Seria esse um argumento sólido? Obviamente não.
Gostaríamos
de enfatizar que, se alguém que vive uma vida consistente com a fé cristã
comete suicídio, teríamos que nos perguntar antes de ir mais além, se realmente
essa pessoa evidenciava frutos de salvação, ou se sua vida era mais uma
religiosidade do que qualquer outra coisa. Eu acho que, provavelmente, esse
seria o caso da maioria dos suicídios dos chamados cristãos.
Apesar
disso, cremos que, como Jó, Moisés, Elias e Jeremias, os cristãos podem se
deprimir tanto a ponto de quererem morrer. E se esse cristão não tem um chamado
e um caráter tão forte como o desses homens, pensamos que pode ir além do mero
desejo e acabar tirando a própria vida. Nesse caso, o que Deus permitir
acontecer pode representar parte da disciplina de Deus, por esse cristão não
ter feito uso dos meios da graça dentro do corpo de Cristo, proporcionados por
Deus para a ajuda de seus filhos.
Muitos
acreditam, como já mencionamos, que esse pecado cometido no último momento não
proveu oportunidade para o arrependimento, e é isso o que termina roubando-lhe
a salvação ao suicidar-se. Eu quero que o leitor faça uma pausa nesse momento e
questione o que aconteceria se ele morresse nesse exato momento, se ele pensa
que morreria livre de pecado. A resposta para essa pergunta é evidente: Não!
Ninguém morre sem pecado, porque não há nenhum instante em nossas vidas em que
o ser humano está completamente livre do pecado. Em cada momento de nossa
existência há pecados em nossas vidas dos quais não estamos nem sequer
apercebidos, e outros que nem conhecemos, mas que nesse momento não temos nos
dirigido ao Pai para buscar seu perdão, simplesmente porque o consideramos um
pecado menos grave, ou porque estamos esperando pelo momento apropriado para ir
orar e pedir tal perdão.
A
realidade sobre isso é que, quando Cristo morreu na cruz, ele pagou por nossos
pecados passados, presentes e futuros, como já dissemos. Portanto, o mesmo
sacrifício que cobre os pecados que permanecerão conosco até o momento de nossa
morte é o que cobrirá um pecado como o suicídio.

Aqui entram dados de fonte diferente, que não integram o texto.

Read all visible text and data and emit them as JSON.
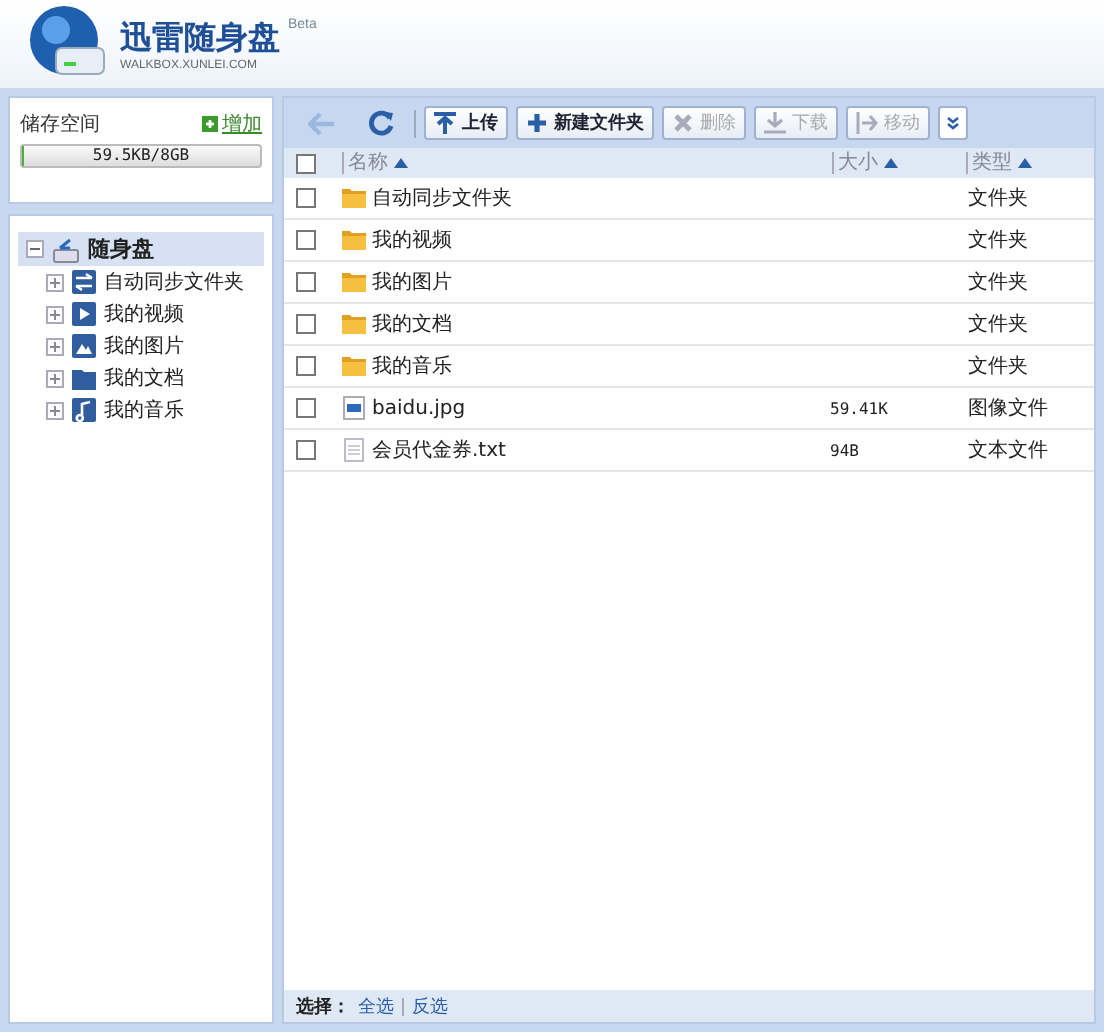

A Palavra de Deus é clara em
Romanos 8:38 e 39: “Porque eu estou bem certo de que nem a morte, nem a
vida, nem os anjos, nem os principados, nem as coisas do presente, nem do
porvir, nem os poderes, nem a altura, nem a profundidade, nem qualquer outra
criatura poderá separar-nos do amor de Deus, que está em Cristo Jesus, nosso
Senhor”. Note que o texto diz que “nenhuma outra coisa criada”. Esta
frase inclui o próprio crente. Notemos também que essa passagem fala que “nem
as coisas do presente, nem do porvir”, fazendo referência às situações
futuras que ainda não vivemos. Por outro lado, João 10:27-29 nos fala que
ninguém pode nos arrebatar da mão de nosso Pai, e Filipenses 1:6 diz que “aquele
que começou a boa obra em vós, há de completá-la até o dia de Cristo Jesus”.
Concluindo:
- Se
estabelecemos que o cristão é capaz de cometer qualquer pecado, por que
não conceber que potencialmente ele poderá cometer o pecado do suicídio?
- Se
estabelecemos que o sangue de Cristo é capaz de perdoar todo pecado, ele
não cobriria esse outro pecado?
- Se o
sacrifício na cruz nos tornou perfeitos para sempre, como diz o autor de
Hebreus (7:28, 10:14), não seria isso suficiente para afirmarmos que
nenhum pecado rouba a nossa salvação?
- Se até
Moisés chegou a desejar que Deus lhe tirasse a vida, devido à pressão que
o povo exerceu sobre ele, não poderia um paciente esquizofrênico ou na condição
de depressão extrema, que não tenha a força de caráter de um Moisés,
atentar contra a sua própria vida de maneira definitiva?
- Se não
somos Deus e não temos nenhuma maneira de medir a conversão interior do
ser humano, poderíamos afirmar categoricamente que alguém que deu
testemunho de cristão durante sua vida, ao cometer suicídio, realmente não
era um cristão?
- Baseados
na história bíblica e na experiência do povo de Deus, poderíamos concluir
que o suicídio entre crentes provavelmente é uma ocorrência
extraordinariamente rara, devido à ação do Espírito Santo e aos meios de
graça presentes no corpo de Cristo.
- Pensamos
que o suicídio é um pecado grave, porque atenta contra a vida humana. Mas
já estabelecemos que um crente é capaz de eliminar a vida humana, como o
fez Davi. Se eu posso fazer algo contra alguém, como não conceber que
posso fazê-lo contra mim mesmo? Essa é a nossa posição.
Como
você pode ver, não é tão fácil estabelecer uma posição categórica sobre o
suicídio e a salvação. Tudo o que podemos fazer é raciocinar através de
verdades teológicas claramente estabelecidas, a fim de chegar a uma provável
conclusão sobre um fato não estabelecido de forma definitiva. Portanto, quanto
mais coerentemente teológico for meu argumento, mais provável será a conclusão
que eu chegar. Agostinho tinha razão ao dizer: “Naquilo que é essencial,
unidade; naquilo que é duvidoso, liberdade; e em todas as coisas, caridade”.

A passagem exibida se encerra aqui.